Так прожили они пять лет. Но вдруг обрушилось на них неожиданное, страшное горе. Заболела сначала девочка, через два дня заболел мальчик: горел три дня и, без помощи врачей (никого нельзя было найти), на четвертый день умер. Через два дня после него умерла и девочка.
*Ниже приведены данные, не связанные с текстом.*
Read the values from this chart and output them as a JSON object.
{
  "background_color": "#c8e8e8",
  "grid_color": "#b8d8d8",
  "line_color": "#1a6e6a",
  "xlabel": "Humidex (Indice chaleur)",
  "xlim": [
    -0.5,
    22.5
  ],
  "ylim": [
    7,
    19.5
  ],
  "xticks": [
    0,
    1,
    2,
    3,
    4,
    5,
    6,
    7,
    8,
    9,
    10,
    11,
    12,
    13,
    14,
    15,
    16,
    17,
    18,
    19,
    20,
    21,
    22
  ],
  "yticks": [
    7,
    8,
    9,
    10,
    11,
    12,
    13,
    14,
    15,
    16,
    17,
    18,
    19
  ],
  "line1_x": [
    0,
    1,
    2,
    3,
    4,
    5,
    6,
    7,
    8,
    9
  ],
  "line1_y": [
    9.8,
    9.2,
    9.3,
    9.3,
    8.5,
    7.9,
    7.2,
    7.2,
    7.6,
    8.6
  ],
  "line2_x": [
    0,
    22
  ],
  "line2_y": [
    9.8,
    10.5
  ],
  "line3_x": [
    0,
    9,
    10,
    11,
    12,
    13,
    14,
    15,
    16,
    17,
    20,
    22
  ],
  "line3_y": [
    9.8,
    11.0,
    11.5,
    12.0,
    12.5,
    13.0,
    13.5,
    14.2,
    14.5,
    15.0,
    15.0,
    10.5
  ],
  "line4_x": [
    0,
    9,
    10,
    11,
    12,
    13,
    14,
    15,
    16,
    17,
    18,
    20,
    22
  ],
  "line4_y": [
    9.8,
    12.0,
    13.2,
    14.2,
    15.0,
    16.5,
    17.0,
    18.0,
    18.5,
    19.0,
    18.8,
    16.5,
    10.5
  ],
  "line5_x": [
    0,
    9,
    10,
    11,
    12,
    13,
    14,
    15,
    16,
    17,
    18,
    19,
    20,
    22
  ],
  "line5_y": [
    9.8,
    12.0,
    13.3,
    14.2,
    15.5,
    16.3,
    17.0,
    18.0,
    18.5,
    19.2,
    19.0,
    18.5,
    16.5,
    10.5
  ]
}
Альбина не утопилась в Урале только потому, что не могла без ужаса представить себе положения мужа при известии об ее самоубийстве. Но жить ей было трудно. Всегда прежде деятельная и заботливая, она теперь, предоставив все свои заботы Лудвике, сидела часами без дела, молча глядя на то, что попадалось под глаза, а то вдруг вскакивала и убегала в свою каморку и там, не отвечая на утешения мужа и Лудвики, тихо плакала, только качая головой, прося их уйти и оставить ее одну. Летом она уходила на могилу детей и там сидела, раздирая себе сердце воспоминаниями о том, что было и что могло бы быть. Особенно мучила ее мысль о том, что дети могли бы остаться живы, если бы они жили в городе, где могла бы быть подана медицинская помощь. «За что? За что? — думала она. — И Юзё и я — мы ничего ни от кого не хотим, кроме того, чтоб ему жить так, как он родился и жили его деды и прадеды, а мне только — чтобы жить с ним, любить его, любить моих крошек, воспитывать их. И вдруг его мучают, ссылают, а у меня отнимают то, что мне дороже света. Зачем? За что?» — задавала она этот вопрос людям и богу. И не могла представить себе возможности какого-нибудь ответа.
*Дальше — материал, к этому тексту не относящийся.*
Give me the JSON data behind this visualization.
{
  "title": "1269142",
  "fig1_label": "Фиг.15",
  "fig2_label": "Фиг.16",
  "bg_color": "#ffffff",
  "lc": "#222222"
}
А без этого ответа не было жизни. И жизнь ее остановилась. Бедная жизнь в изгнании, которую она прежде умела украшать своим женским вкусом и изяществом, стала теперь невыносима не только ей, но и Мигурскому, страдавшему за нее и не знавшему, чем помочь ей.
VII
В это самое тяжелое для Мигурских время прибыл в Уральск поляк Росоловский, замешанный в грандиозном плане возмущения и побега, устроенного в то время в Сибири сосланным ксендзом Сироцинским.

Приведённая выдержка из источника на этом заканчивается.